My husband and I traveled to France just a week after the infamous ISIS massacre in Paris. What we saw while there surprised us. We felt as safe as if we were at home in our own backyard. People were in the streets and in the shops as though nothing had happened. The French populace were determined to not let anything change their daily life. The French truly are amazing.

Recently I got reacquainted with my cousin, Pascale, in Paris whom I haven't seen for over 40 years. It happened thanks to Facebook and my daughter in Washington. My cousin, Pascale, and I were good friends when she was a pre-teen, but then we lost touch. Six months ago, Pascale looked for me with my married name on Facebook, but she only found my daughter, then through my daughter she got my email address and contacted me. We've been emailing back and forth ever since. Then my husband and I visited her and her family in France. It was wonderful to catch up on our lives. We both hit it off just as if we had never been apart. We now have a second home in France that we visit every year.

My husband and I have attended several D-day commemorations. We've driven from beach to beach surrounded by dozens of restored WWII army vehicles. It feels like a throw-back in time as we've followed jeeps being driven by men and women in WWII uniforms with U.S. insignia patches and flags. We have listened to Bands in several locations playing swing music from the 40's, and on one occasion we stood on a high out-cropping overlooking Arromanches and listened to the faint echoes of swing music with vocals in French. For some hardly explainable reason this was a comforting experience reflecting a time when the world was clear in its directions. Yes, there was the horror of war and death, but people clearly knew what they were doing, and the unity of allies and the French underground was inspiring.

D-day re-enactors & me

My husband, Don, had a humorous experience on the Metro in Paris. He sat in front of a group of standing French teenagers, and like teenagers everywhere they were cocky and full of themselves -- like we all were at that age. As Don watched them an amazing feeling of connection came to him and he remembered the feeling of insecurity of his own teenage years and the reaching out to each other and find a feeling of belonging.
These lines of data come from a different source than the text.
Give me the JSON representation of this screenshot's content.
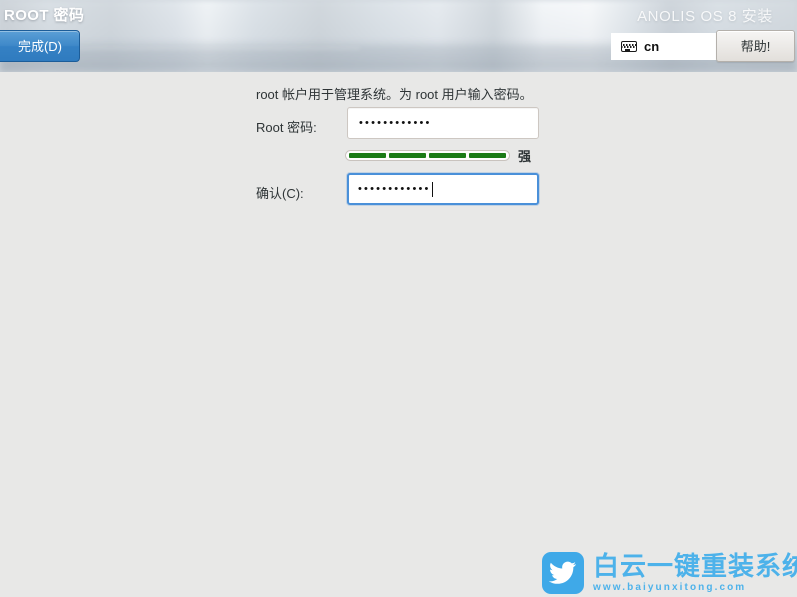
{
  "header": {
    "page_title": "ROOT 密码",
    "product_title": "ANOLIS OS 8 安装",
    "done_button": "完成(D)",
    "help_button": "帮助!",
    "keyboard_layout": "cn",
    "keyboard_icon": "keyboard-icon"
  },
  "main": {
    "description": "root 帐户用于管理系统。为 root 用户输入密码。",
    "root_password": {
      "label": "Root 密码:",
      "value": "••••••••••••",
      "placeholder": ""
    },
    "confirm_password": {
      "label": "确认(C):",
      "value": "••••••••••••",
      "placeholder": ""
    },
    "strength": {
      "label": "强",
      "segments_total": 4,
      "segments_filled": 4,
      "fill_color": "#1a7a16"
    }
  },
  "watermark": {
    "brand": "白云一键重装系统",
    "url": "www.baiyunxitong.com",
    "badge_icon": "bird-icon",
    "color": "#4db2ea"
  }
}
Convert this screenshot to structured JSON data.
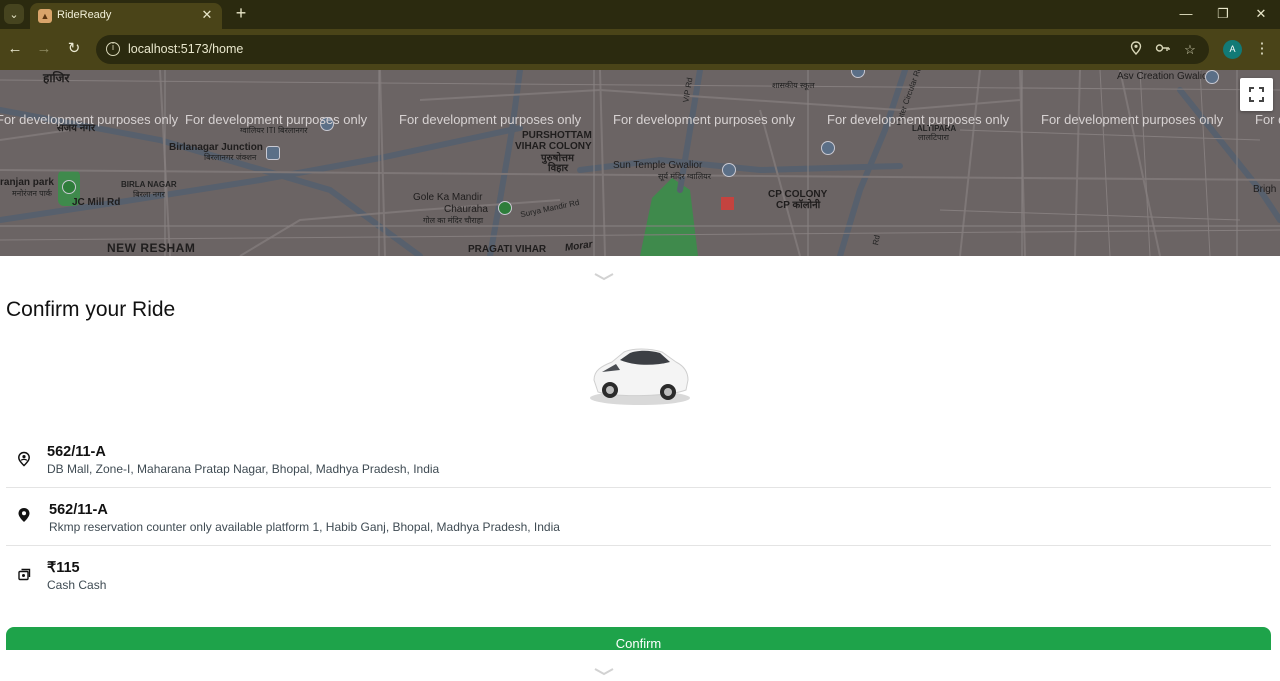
{
  "browser": {
    "tab_title": "RideReady",
    "url": "localhost:5173/home",
    "profile_initial": "A"
  },
  "map": {
    "watermark": "For development purposes only",
    "labels": {
      "haziri": "हाजिर",
      "sanjay_nagar_en": "संजय नगर",
      "birlanagar_junction": "Birlanagar Junction",
      "birlanagar_junction_hi": "बिरलानगर जंक्शन",
      "iti": "ग्वालियर ITI बिरलानगर",
      "ranjan_park": "ranjan park",
      "ranjan_park_hi": "मनोरंजन पार्क",
      "birla_nagar": "BIRLA NAGAR",
      "birla_nagar_hi": "बिरला नगर",
      "jc_mill_rd": "JC Mill Rd",
      "new_resham": "NEW RESHAM",
      "purshottam": "PURSHOTTAM",
      "vihar_colony": "VIHAR COLONY",
      "purshottam_hi": "पुरुषोत्तम",
      "vihar_hi": "विहार",
      "gole_ka_mandir": "Gole Ka Mandir",
      "chauraha": "Chauraha",
      "gole_hi": "गोल का मंदिर चौराहा",
      "surya_mandir_rd": "Surya Mandir Rd",
      "pragati_vihar": "PRAGATI VIHAR",
      "morar": "Morar",
      "sun_temple": "Sun Temple Gwalior",
      "sun_temple_hi": "सूर्य मंदिर ग्वालियर",
      "vip_rd": "VIP Rd",
      "govt_school": "शासकीय स्कूल",
      "cp_colony": "CP COLONY",
      "cp_colony_hi": "CP कॉलोनी",
      "laltipara": "LALTIPARA",
      "laltipara_hi": "लालटिपारा",
      "outer_circular": "Outer Circular Rd",
      "asv_creation": "Asv Creation Gwalior",
      "bright": "Brigh",
      "rd": "Rd"
    }
  },
  "panel": {
    "title": "Confirm your Ride",
    "pickup": {
      "main": "562/11-A",
      "sub": "DB Mall, Zone-I, Maharana Pratap Nagar, Bhopal, Madhya Pradesh, India"
    },
    "destination": {
      "main": "562/11-A",
      "sub": "Rkmp reservation counter only available platform 1, Habib Ganj, Bhopal, Madhya Pradesh, India"
    },
    "payment": {
      "main": "₹115",
      "sub": "Cash Cash"
    },
    "confirm_label": "Confirm"
  },
  "colors": {
    "accent": "#1ea34a",
    "chrome_dark": "#2b2a0f",
    "chrome_toolbar": "#4a4418"
  }
}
So as they talked loudly and laughed, Don slyly photographed them.  Then he smiled an showed them the photograph and winked. They connected to him immediately and smiled timidly, and for a short moment he was one with them -- they knew it and he knew it. Then the metro stopped and they were gone leaving Don with a feeling of warmth for them that surprised him. As a wise old Arab in Jerusalem once told Don, "Children, are the same everywhere." And aren't we all just children trying to find our way?


Galleries Lafayette

Paris -- the City of Lights -- never changes, yet there is something different about it in recent years. Paris seems more "down-to-earth" and busier than before. Perhaps it seems that way because we are older and more easily tired. The drizzling rain doesn't promote the "Paris in Love" kind of feeling, either. This time, my husband arrived two days before me in the middle the early morning rush. He managed to catch the RER from the airport to Gare de Lyon with the help of a friendly Frenchman from San Francisco who was going in the same direction. They talked about France and America as they rode the RER.
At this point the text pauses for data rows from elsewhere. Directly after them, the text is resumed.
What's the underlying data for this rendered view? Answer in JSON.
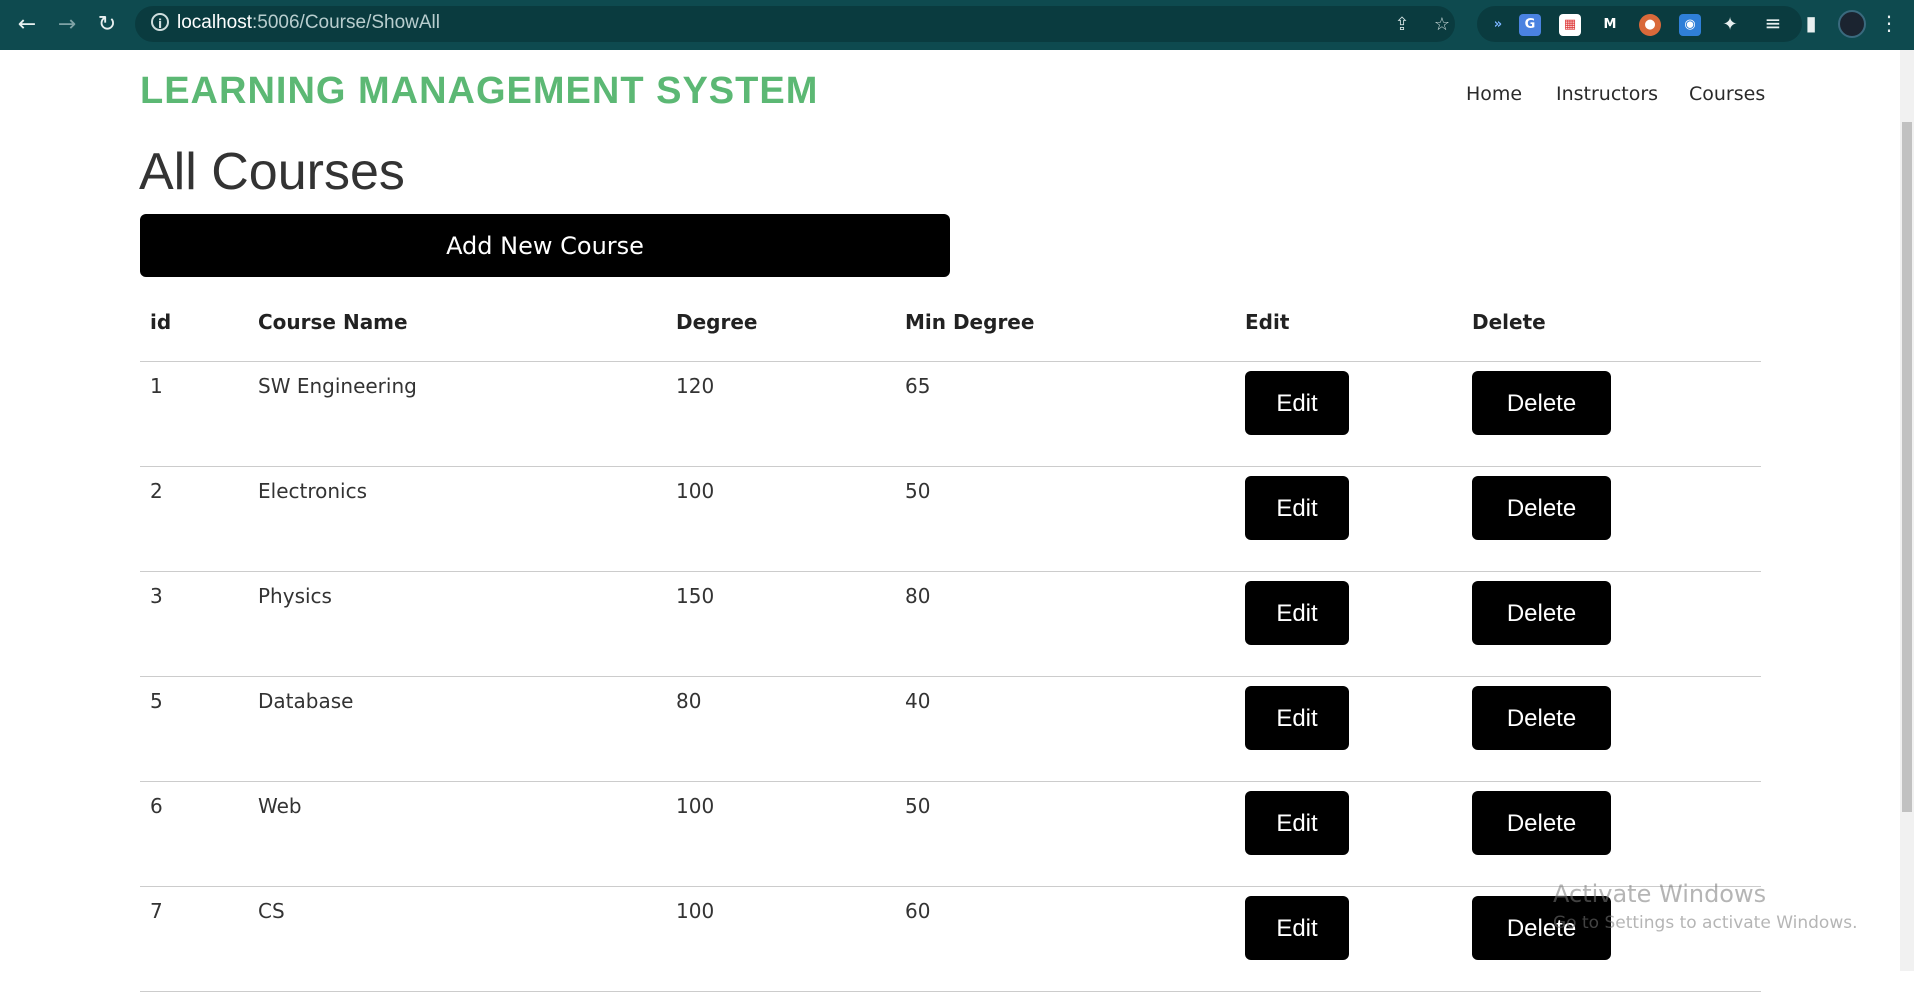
{
  "browser": {
    "url_host": "localhost",
    "url_path": ":5006/Course/ShowAll",
    "back_icon": "←",
    "forward_icon": "→",
    "reload_icon": "↻"
  },
  "brand": "LEARNING MANAGEMENT SYSTEM",
  "nav": {
    "home": "Home",
    "instructors": "Instructors",
    "courses": "Courses"
  },
  "page_title": "All Courses",
  "add_button": "Add New Course",
  "table": {
    "headers": [
      "id",
      "Course Name",
      "Degree",
      "Min Degree",
      "Edit",
      "Delete"
    ],
    "rows": [
      {
        "id": "1",
        "name": "SW Engineering",
        "degree": "120",
        "min": "65"
      },
      {
        "id": "2",
        "name": "Electronics",
        "degree": "100",
        "min": "50"
      },
      {
        "id": "3",
        "name": "Physics",
        "degree": "150",
        "min": "80"
      },
      {
        "id": "5",
        "name": "Database",
        "degree": "80",
        "min": "40"
      },
      {
        "id": "6",
        "name": "Web",
        "degree": "100",
        "min": "50"
      },
      {
        "id": "7",
        "name": "CS",
        "degree": "100",
        "min": "60"
      }
    ],
    "edit_label": "Edit",
    "delete_label": "Delete"
  },
  "watermark": {
    "line1": "Activate Windows",
    "line2": "Go to Settings to activate Windows."
  },
  "colors": {
    "brand": "#5cb874",
    "chrome": "#0e4a4f",
    "button": "#000000"
  }
}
My grandfather, Gilbert Ramognino, was a WWII hero who helped take 8 allied fliers over the Pyrenees into Spain
during the Nazi occupation of France. A friend of ours has access to the National Archives in Maryland and shared with us the original escape and evasion report made by my grandfather. Reading the report sent chills up and down our spines as we reviewed Gilbert's personal account of the harrowing events during their escape over the rugged mountains of the Pyrenees and how he hid the airmen in the snow, and kept curious French towns people from talking to them while they were at the train station with the Gestapo and police everywhere. We were transported back in time, and were filled with respect and awe for those brave French men and women who risked their lives to help the Allies during the war.